Beëindiging van glasvezelkabels vereist een bijna perfecte uitlijning van de kabels en gepolijste kabeluiteinden. Gepolijste kabeluiteinden geven meer licht door van de ene kabel naar de andere, en een goede uitlijning minimaliseert de hoeveelheid licht die uit het kabeluiteinde ontsnapt en niet wordt ontvangen door de volgende kabel of het volgende apparaat. Vezeloptische beëindigingen veroorzaken over het algemeen enig signaalverlies, maar goed gemaakte beëindigingen kunnen signaalverlies onbeduidend maken.
De meeste glasvezelaansluitingen voor connectoren die in het veld worden gemaakt, zijn op een multimoduskabel en gebruiken een soort lijmafsluiting. Zelfklevende uiteinden gebruiken epoxy om een kabel op zijn plaats te houden in de connector. Elke fabrikant van vezeloptische connectoren levert zijn eigen aanbevolen epoxylijm en de methode om deze te gebruiken. Een andere methode plaatst de epoxy in de connector in de fabriek.
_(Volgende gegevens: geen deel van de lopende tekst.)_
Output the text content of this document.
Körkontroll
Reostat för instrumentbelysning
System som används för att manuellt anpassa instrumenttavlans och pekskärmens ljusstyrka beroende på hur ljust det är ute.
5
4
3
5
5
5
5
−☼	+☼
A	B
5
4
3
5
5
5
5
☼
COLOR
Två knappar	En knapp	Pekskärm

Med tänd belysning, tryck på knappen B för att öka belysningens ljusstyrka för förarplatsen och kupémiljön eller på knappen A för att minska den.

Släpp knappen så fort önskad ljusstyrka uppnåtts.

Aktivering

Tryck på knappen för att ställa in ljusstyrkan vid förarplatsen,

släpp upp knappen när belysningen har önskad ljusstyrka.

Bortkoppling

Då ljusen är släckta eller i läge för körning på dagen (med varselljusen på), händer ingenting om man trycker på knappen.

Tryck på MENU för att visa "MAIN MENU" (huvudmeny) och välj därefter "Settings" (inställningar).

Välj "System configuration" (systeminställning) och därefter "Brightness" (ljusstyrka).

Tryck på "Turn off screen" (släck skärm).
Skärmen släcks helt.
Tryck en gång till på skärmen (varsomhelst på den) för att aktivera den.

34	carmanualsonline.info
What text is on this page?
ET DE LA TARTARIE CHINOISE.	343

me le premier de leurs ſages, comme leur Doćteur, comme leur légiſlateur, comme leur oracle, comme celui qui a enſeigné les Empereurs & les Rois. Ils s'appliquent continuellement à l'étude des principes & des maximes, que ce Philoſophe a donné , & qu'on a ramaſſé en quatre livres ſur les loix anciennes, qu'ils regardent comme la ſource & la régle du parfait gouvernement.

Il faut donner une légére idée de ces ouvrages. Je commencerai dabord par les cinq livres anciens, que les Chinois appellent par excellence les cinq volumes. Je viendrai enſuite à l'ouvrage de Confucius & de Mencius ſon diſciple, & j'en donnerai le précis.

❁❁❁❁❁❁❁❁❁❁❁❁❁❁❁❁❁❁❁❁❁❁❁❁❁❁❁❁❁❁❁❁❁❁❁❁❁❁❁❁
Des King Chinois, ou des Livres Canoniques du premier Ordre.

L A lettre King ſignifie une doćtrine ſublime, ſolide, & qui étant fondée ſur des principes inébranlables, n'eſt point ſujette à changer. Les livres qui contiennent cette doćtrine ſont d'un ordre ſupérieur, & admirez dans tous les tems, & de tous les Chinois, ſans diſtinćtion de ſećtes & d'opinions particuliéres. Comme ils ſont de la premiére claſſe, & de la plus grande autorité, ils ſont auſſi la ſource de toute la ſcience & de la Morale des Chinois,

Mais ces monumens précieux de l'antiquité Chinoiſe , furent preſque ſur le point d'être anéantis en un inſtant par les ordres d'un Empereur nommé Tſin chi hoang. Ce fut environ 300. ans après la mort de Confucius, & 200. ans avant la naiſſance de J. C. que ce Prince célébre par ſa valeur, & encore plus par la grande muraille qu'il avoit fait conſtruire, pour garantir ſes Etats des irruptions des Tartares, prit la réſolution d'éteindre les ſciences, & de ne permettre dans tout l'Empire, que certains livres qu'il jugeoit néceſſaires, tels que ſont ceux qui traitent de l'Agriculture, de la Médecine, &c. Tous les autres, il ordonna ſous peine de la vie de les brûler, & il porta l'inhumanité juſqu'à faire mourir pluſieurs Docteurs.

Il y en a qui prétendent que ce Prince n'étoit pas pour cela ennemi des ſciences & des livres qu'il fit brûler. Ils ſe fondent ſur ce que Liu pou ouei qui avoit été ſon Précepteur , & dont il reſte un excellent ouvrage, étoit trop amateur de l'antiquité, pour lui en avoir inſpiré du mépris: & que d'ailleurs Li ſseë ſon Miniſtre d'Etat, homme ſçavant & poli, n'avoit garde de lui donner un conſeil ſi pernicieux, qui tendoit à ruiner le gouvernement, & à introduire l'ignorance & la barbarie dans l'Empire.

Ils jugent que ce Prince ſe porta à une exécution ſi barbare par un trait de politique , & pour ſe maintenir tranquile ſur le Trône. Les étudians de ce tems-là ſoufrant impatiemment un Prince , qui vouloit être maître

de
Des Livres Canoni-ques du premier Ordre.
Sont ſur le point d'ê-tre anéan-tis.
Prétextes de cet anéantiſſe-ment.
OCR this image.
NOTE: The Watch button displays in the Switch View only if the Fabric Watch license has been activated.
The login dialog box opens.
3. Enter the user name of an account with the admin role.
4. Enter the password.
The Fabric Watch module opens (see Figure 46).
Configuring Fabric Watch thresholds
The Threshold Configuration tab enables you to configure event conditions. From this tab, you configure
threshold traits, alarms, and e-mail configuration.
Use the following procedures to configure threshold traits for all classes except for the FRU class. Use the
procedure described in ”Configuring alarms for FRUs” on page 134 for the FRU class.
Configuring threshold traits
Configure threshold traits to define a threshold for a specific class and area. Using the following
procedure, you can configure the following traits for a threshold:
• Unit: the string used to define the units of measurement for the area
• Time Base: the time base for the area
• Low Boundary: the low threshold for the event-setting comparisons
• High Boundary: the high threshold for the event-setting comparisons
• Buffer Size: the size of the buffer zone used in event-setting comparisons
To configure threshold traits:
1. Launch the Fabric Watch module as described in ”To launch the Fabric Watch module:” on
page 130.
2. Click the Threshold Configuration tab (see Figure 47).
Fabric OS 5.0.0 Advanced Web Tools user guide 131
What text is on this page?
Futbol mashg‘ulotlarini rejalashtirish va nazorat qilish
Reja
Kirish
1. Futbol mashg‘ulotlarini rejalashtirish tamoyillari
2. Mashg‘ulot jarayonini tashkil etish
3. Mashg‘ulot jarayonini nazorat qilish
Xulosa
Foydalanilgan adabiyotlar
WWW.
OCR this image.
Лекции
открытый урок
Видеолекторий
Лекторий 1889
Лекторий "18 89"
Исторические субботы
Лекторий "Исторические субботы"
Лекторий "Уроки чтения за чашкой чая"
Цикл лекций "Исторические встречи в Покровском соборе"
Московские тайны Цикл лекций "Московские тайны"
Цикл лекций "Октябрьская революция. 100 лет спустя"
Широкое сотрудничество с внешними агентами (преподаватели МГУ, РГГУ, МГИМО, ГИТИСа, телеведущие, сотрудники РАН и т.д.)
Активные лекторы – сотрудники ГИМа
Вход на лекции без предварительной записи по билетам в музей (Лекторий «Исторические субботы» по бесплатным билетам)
De connector wordt verwarmd om de lijm te smelten en de glasvezelkabel wordt vervolgens in de connector geplaatst.
Connectoren van het krimptype waren eens minder betrouwbaar voor glasvezelafsluitingen, maar door de vooruitgang in dit soort connectoren zijn ze een levensvatbaar alternatief voor zelfklevende connectoren geworden. De uiteinden van de kabel moeten nog steeds worden gesneden en gepolijst, maar de kabel wordt op zijn plaats gehouden door een mechanische krimp in plaats van door epoxylijm. Een voordeel van krimpconnectoren is dat u niet een nacht hoeft te wachten totdat epoxylijm hard wordt.
Verbindingsaansluitingen nemen de beëindiging van een glasvezelkabel en verbinden deze met een andere. Er zijn twee manieren om kabels aan elkaar te lassen: met een las of met een mechanische connector. De kabeluiteinden zijn gepolijst, in de connector geplaatst en op hun plaats gehouden door lijm. Gelaste verbindingen gebruiken een elektrische boog om de kabeluiteinden samen te smelten tot een enkele kabel en vereisen geen connector. Ongeacht de methode worden splices beschermd in vezeloptische verbindingskasten.